Ao assumir o poder, porém, ele percebeu que seria difícil governar só com o respaldo de seus eleitores, sem negociar apoios de deputados e senadores. Em 2019, ele teve uma taxa de sucesso legislativo no Congresso de 31%, a menor desde a redemocratização, segundo levantamento do Observatório do Legislativo Brasileiro (OLB). Essa taxa mede o êxito do governo na transformação dos projetos de sua autoria em norma.

Para reverter esse cenário, Bolsonaro começou a abrir espaço no governo a políticos do Centrão e deu aval à criação da nova regra para as emendas de relator, que resultou no orçamento secreto.

Ao fazer isso, Bolsonaro garantiu apoio do Congresso ao seu governo e proteção contra um eventual processo de impeachment.

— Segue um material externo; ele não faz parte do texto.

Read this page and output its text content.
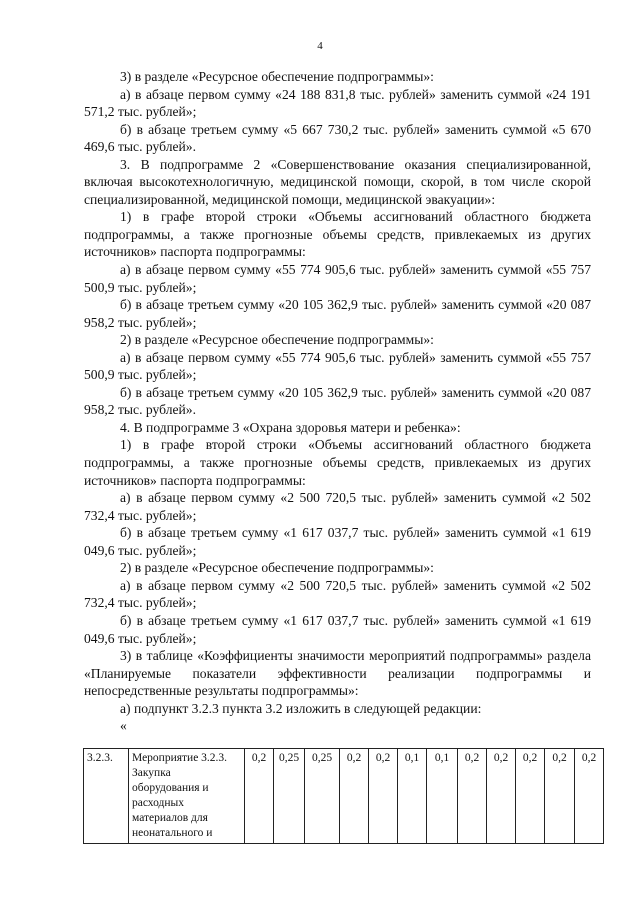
4

3) в разделе «Ресурсное обеспечение подпрограммы»:

а) в абзаце первом сумму «24 188 831,8 тыс. рублей» заменить суммой «24 191 571,2 тыс. рублей»;

б) в абзаце третьем сумму «5 667 730,2 тыс. рублей» заменить суммой «5 670 469,6 тыс. рублей».

3. В подпрограмме 2 «Совершенствование оказания специализированной, включая высокотехнологичную, медицинской помощи, скорой, в том числе скорой специализированной, медицинской помощи, медицинской эвакуации»:

1) в графе второй строки «Объемы ассигнований областного бюджета подпрограммы, а также прогнозные объемы средств, привлекаемых из других источников» паспорта подпрограммы:

а) в абзаце первом сумму «55 774 905,6 тыс. рублей» заменить суммой «55 757 500,9 тыс. рублей»;

б) в абзаце третьем сумму «20 105 362,9 тыс. рублей» заменить суммой «20 087 958,2 тыс. рублей»;

2) в разделе «Ресурсное обеспечение подпрограммы»:

а) в абзаце первом сумму «55 774 905,6 тыс. рублей» заменить суммой «55 757 500,9 тыс. рублей»;

б) в абзаце третьем сумму «20 105 362,9 тыс. рублей» заменить суммой «20 087 958,2 тыс. рублей».

4. В подпрограмме 3 «Охрана здоровья матери и ребенка»:

1) в графе второй строки «Объемы ассигнований областного бюджета подпрограммы, а также прогнозные объемы средств, привлекаемых из других источников» паспорта подпрограммы:

а) в абзаце первом сумму «2 500 720,5 тыс. рублей» заменить суммой «2 502 732,4 тыс. рублей»;

б) в абзаце третьем сумму «1 617 037,7 тыс. рублей» заменить суммой «1 619 049,6 тыс. рублей»;

2) в разделе «Ресурсное обеспечение подпрограммы»:

а) в абзаце первом сумму «2 500 720,5 тыс. рублей» заменить суммой «2 502 732,4 тыс. рублей»;

б) в абзаце третьем сумму «1 617 037,7 тыс. рублей» заменить суммой «1 619 049,6 тыс. рублей»;

3) в таблице «Коэффициенты значимости мероприятий подпрограммы» раздела «Планируемые показатели эффективности реализации подпрограммы и непосредственные результаты подпрограммы»:

а) подпункт 3.2.3 пункта 3.2 изложить в следующей редакции:

«

3.2.3.	Мероприятие 3.2.3. Закупка оборудования и расходных материалов для неонатального и	0,2	0,25	0,25	0,2	0,2	0,1	0,1	0,2	0,2	0,2	0,2	0,2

Por outro lado, abriu mão do poder de decidir o destino de uma parte relevante das verbas públicas disponíveis.

Os maiores beneficiários das emendas de relator eram integrantes da base de apoio a Bolsonaro no Congresso. Esses parlamentares, por sua vez, capitalizaram politicamente a destinação dessas verbas em suas campanhas eleitorais e no apoio aos seus candidatos, como ao próprio Bolsonaro.

Após perder as eleições, testemunhar a debandada de ex-aliados do Centrão e enfrentar dificuldade para fechar as contas do governo, Bolsonaro encaminhou em novembro ao Congresso um projeto de lei para remanejar os recursos das emendas de relator para despesas obrigatórias previstas no Orçamento deste ano.

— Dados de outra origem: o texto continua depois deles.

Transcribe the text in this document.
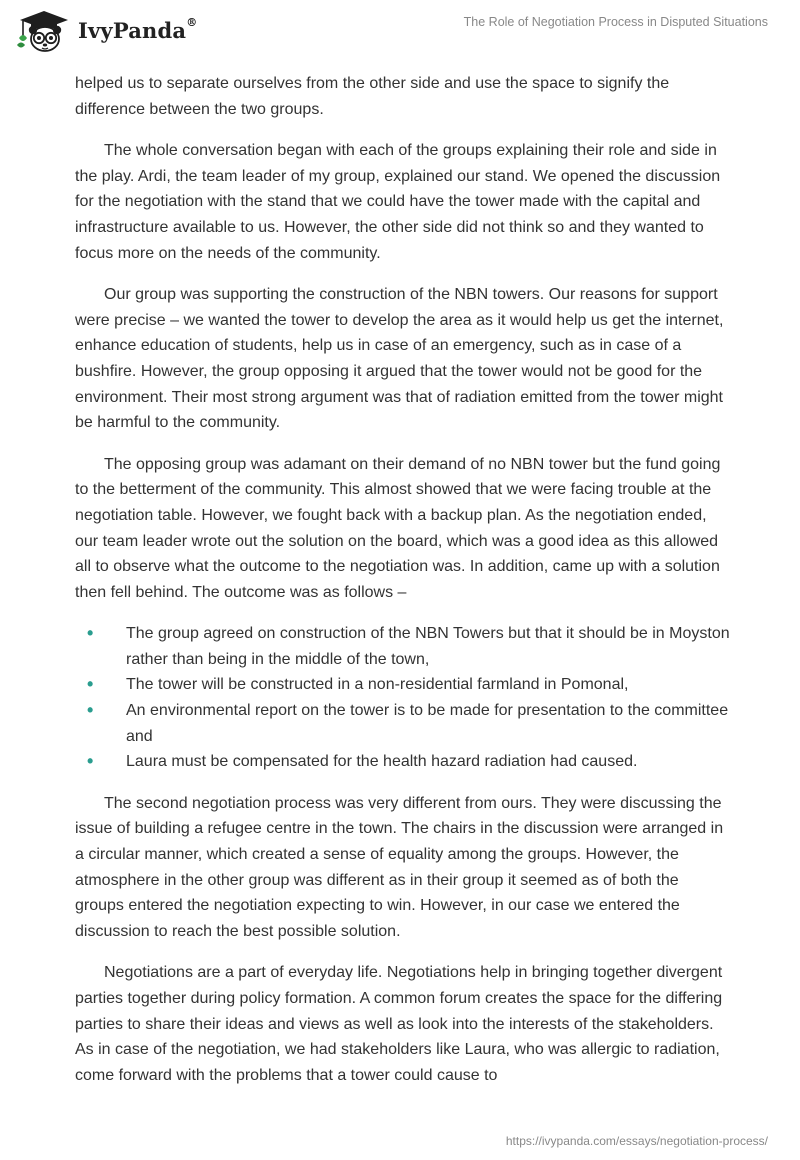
IvyPanda®	The Role of Negotiation Process in Disputed Situations

helped us to separate ourselves from the other side and use the space to signify the difference between the two groups.

The whole conversation began with each of the groups explaining their role and side in the play. Ardi, the team leader of my group, explained our stand. We opened the discussion for the negotiation with the stand that we could have the tower made with the capital and infrastructure available to us. However, the other side did not think so and they wanted to focus more on the needs of the community.

Our group was supporting the construction of the NBN towers. Our reasons for support were precise – we wanted the tower to develop the area as it would help us get the internet, enhance education of students, help us in case of an emergency, such as in case of a bushfire. However, the group opposing it argued that the tower would not be good for the environment. Their most strong argument was that of radiation emitted from the tower might be harmful to the community.

The opposing group was adamant on their demand of no NBN tower but the fund going to the betterment of the community. This almost showed that we were facing trouble at the negotiation table. However, we fought back with a backup plan. As the negotiation ended, our team leader wrote out the solution on the board, which was a good idea as this allowed all to observe what the outcome to the negotiation was. In addition, came up with a solution then fell behind. The outcome was as follows –

• The group agreed on construction of the NBN Towers but that it should be in Moyston rather than being in the middle of the town,
• The tower will be constructed in a non-residential farmland in Pomonal,
• An environmental report on the tower is to be made for presentation to the committee and
• Laura must be compensated for the health hazard radiation had caused.

The second negotiation process was very different from ours. They were discussing the issue of building a refugee centre in the town. The chairs in the discussion were arranged in a circular manner, which created a sense of equality among the groups. However, the atmosphere in the other group was different as in their group it seemed as of both the groups entered the negotiation expecting to win. However, in our case we entered the discussion to reach the best possible solution.

Negotiations are a part of everyday life. Negotiations help in bringing together divergent parties together during policy formation. A common forum creates the space for the differing parties to share their ideas and views as well as look into the interests of the stakeholders. As in case of the negotiation, we had stakeholders like Laura, who was allergic to radiation, come forward with the problems that a tower could cause to

https://ivypanda.com/essays/negotiation-process/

A Transparência Internacional Brasil, organização que atua para defender o combate à corrupção, considera que o orçamento secreto é o maior processo de “institucionalização da corrupção” de que se tem registro no Brasil.

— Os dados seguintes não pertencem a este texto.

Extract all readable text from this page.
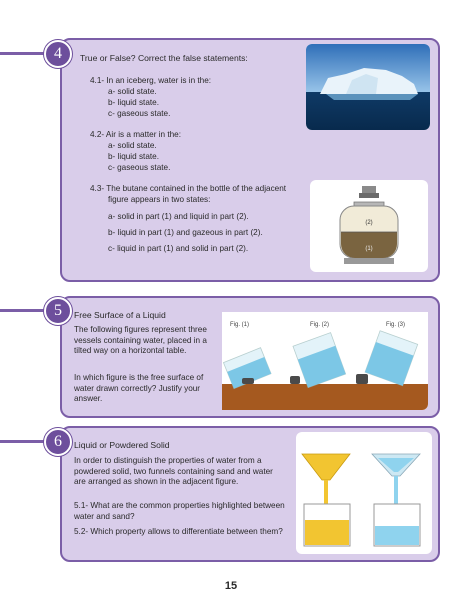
4	True or False? Correct the false statements:
4.1- In an iceberg, water is in the:
a- solid state.
b- liquid state.
c- gaseous state.
4.2- Air is a matter in the:
a- solid state.
b- liquid state.
c- gaseous state.
4.3- The butane contained in the bottle of the adjacent
figure appears in two states:
a- solid in part (1) and liquid in part (2).
b- liquid in part (1) and gazeous in part (2).
c- liquid in part (1) and solid in part (2).
(2)
(1)
5	Free Surface of a Liquid
The following figures represent three vessels containing water, placed in a tilted way on a horizontal table.
In which figure is the free surface of water drawn correctly? Justify your answer.
Fig. (1)	Fig. (2)	Fig. (3)
6	Liquid or Powdered Solid
In order to distinguish the properties of water from a powdered solid, two funnels containing sand and water are arranged as shown in the adjacent figure.
5.1- What are the common properties highlighted between water and sand?
5.2- Which property allows to differentiate between them?
15
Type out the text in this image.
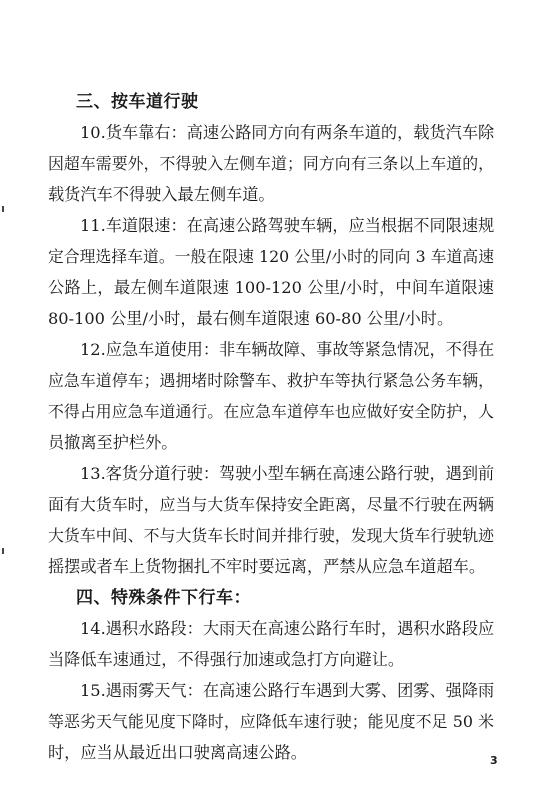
三、按车道行驶
10.货车靠右：高速公路同方向有两条车道的，载货汽车除
因超车需要外，不得驶入左侧车道；同方向有三条以上车道的，
载货汽车不得驶入最左侧车道。
11.车道限速：在高速公路驾驶车辆，应当根据不同限速规
定合理选择车道。一般在限速 120 公里/小时的同向 3 车道高速
公路上，最左侧车道限速 100-120 公里/小时，中间车道限速
80-100 公里/小时，最右侧车道限速 60-80 公里/小时。
12.应急车道使用：非车辆故障、事故等紧急情况，不得在
应急车道停车；遇拥堵时除警车、救护车等执行紧急公务车辆，
不得占用应急车道通行。在应急车道停车也应做好安全防护，人
员撤离至护栏外。
13.客货分道行驶：驾驶小型车辆在高速公路行驶，遇到前
面有大货车时，应当与大货车保持安全距离，尽量不行驶在两辆
大货车中间、不与大货车长时间并排行驶，发现大货车行驶轨迹
摇摆或者车上货物捆扎不牢时要远离，严禁从应急车道超车。
四、特殊条件下行车：
14.遇积水路段：大雨天在高速公路行车时，遇积水路段应
当降低车速通过，不得强行加速或急打方向避让。
15.遇雨雾天气：在高速公路行车遇到大雾、团雾、强降雨
等恶劣天气能见度下降时，应降低车速行驶；能见度不足 50 米
时，应当从最近出口驶离高速公路。	3
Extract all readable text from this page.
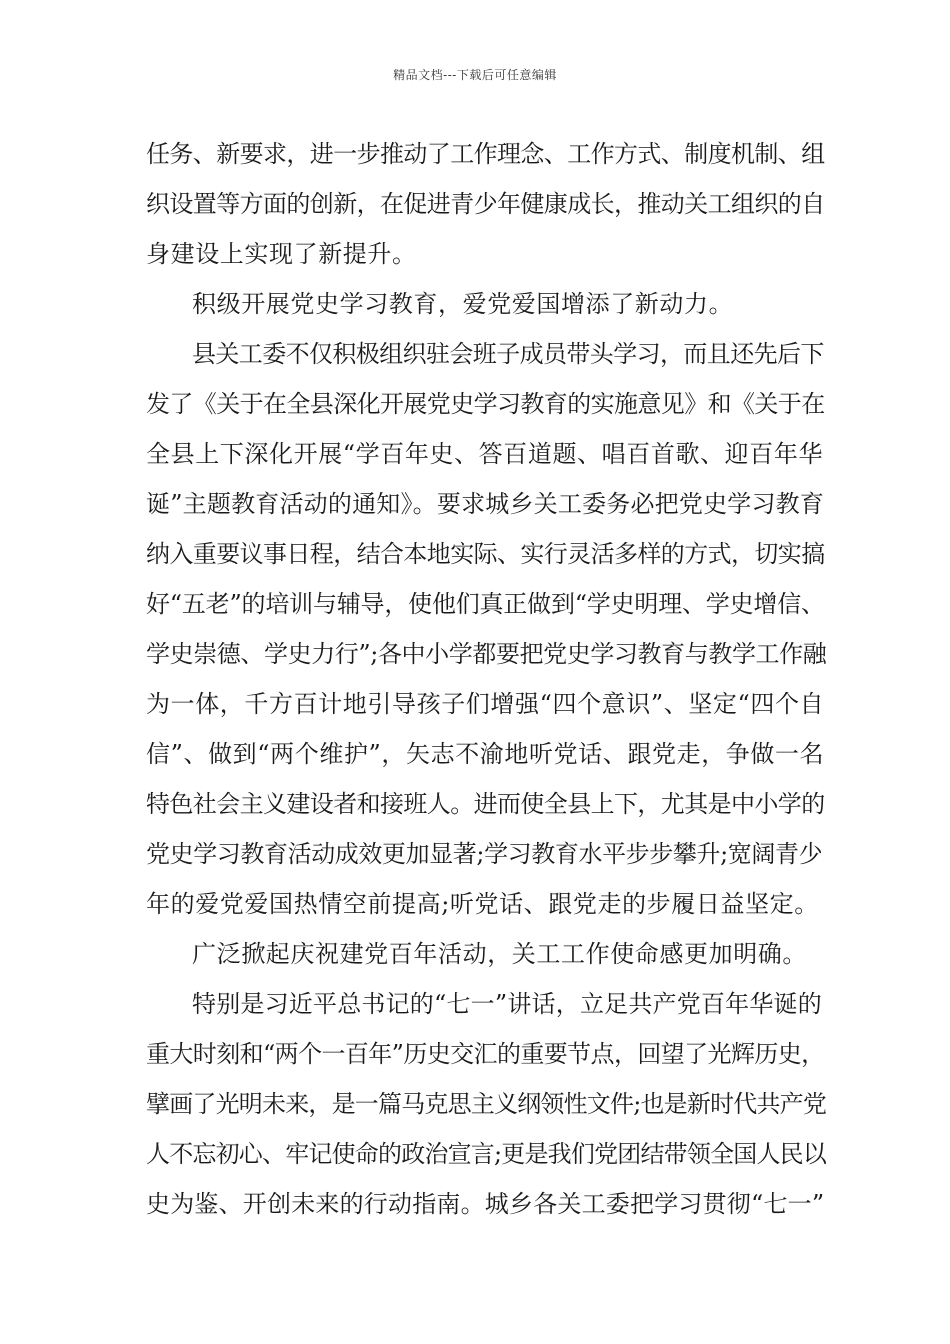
精品文档---下载后可任意编辑
任务、新要求，进一步推动了工作理念、工作方式、制度机制、组
织设置等方面的创新，在促进青少年健康成长，推动关工组织的自
身建设上实现了新提升。
积级开展党史学习教育，爱党爱国增添了新动力。
县关工委不仅积极组织驻会班子成员带头学习，而且还先后下
发了《关于在全县深化开展党史学习教育的实施意见》和《关于在
全县上下深化开展“学百年史、答百道题、唱百首歌、迎百年华
诞”主题教育活动的通知》。要求城乡关工委务必把党史学习教育
纳入重要议事日程，结合本地实际、实行灵活多样的方式，切实搞
好“五老”的培训与辅导，使他们真正做到“学史明理、学史增信、
学史崇德、学史力行”;各中小学都要把党史学习教育与教学工作融
为一体，千方百计地引导孩子们增强“四个意识”、坚定“四个自
信”、做到“两个维护”，矢志不渝地听党话、跟党走，争做一名
特色社会主义建设者和接班人。进而使全县上下，尤其是中小学的
党史学习教育活动成效更加显著;学习教育水平步步攀升;宽阔青少
年的爱党爱国热情空前提高;听党话、跟党走的步履日益坚定。
广泛掀起庆祝建党百年活动，关工工作使命感更加明确。
特别是习近平总书记的“七一”讲话，立足共产党百年华诞的
重大时刻和“两个一百年”历史交汇的重要节点，回望了光辉历史，
擘画了光明未来，是一篇马克思主义纲领性文件;也是新时代共产党
人不忘初心、牢记使命的政治宣言;更是我们党团结带领全国人民以
史为鉴、开创未来的行动指南。城乡各关工委把学习贯彻“七一”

“O que a gente chama de institucionalização da corrupção é uma forma de dar um verniz legal, institucional, a uma prática absolutamente corrupta na sua essência, que é a apropriação do erário público para interesses privados, sejam eles políticos, de reprodução de poder, ou pecuniários mesmo, interesses materiais”, afirmou o diretor executivo da organização, Bruno Brandão, à BBC Brasil.

Qual é o valor do orçamento secreto

Em 2020, primeiro ano do orçamento secreto, as emendas de relator tiveram R$ 13,1 bilhões em valores aprovados. No ano seguinte, a cifra foi para R$ 17,14 bilhões. Neste ano, são R$ 16 bilhões, segundo o OLB. Nesses três anos, a soma de valores autorizados chega a R$ 46,2 bilhões.

Desde o início do orçamento secreto, seu montante superou em muito o destinado a emendas individuais e de bancada, que eram as mais usadas até então para atender pedidos dos deputados e senadores.

Em 2022, o valor aprovado para as emendas de relator foi 50% maior do que o das emendas individuais, e o triplo do das emendas de bancada.

Com tanto dinheiro a mais indo para o orçamento secreto, o volume de recursos disponível para o governo definir prioridades e decidir livremente onde gastar diminuiu. Para manter esse mecanismo, o governo teve de cortar verbas de outras políticas públicas, como da Farmácia Popular.

Em 2019, as emendas parlamentares representavam 5,4% do gasto com despesas discricionárias do governo. Neste ano, elas são 24% do valor aprovado para essas despesas.

Na prática, isso significa que cada vez mais são os deputados e senadores que decidem para onde irão as verbas, com menos transparência e coordenação de prioridades.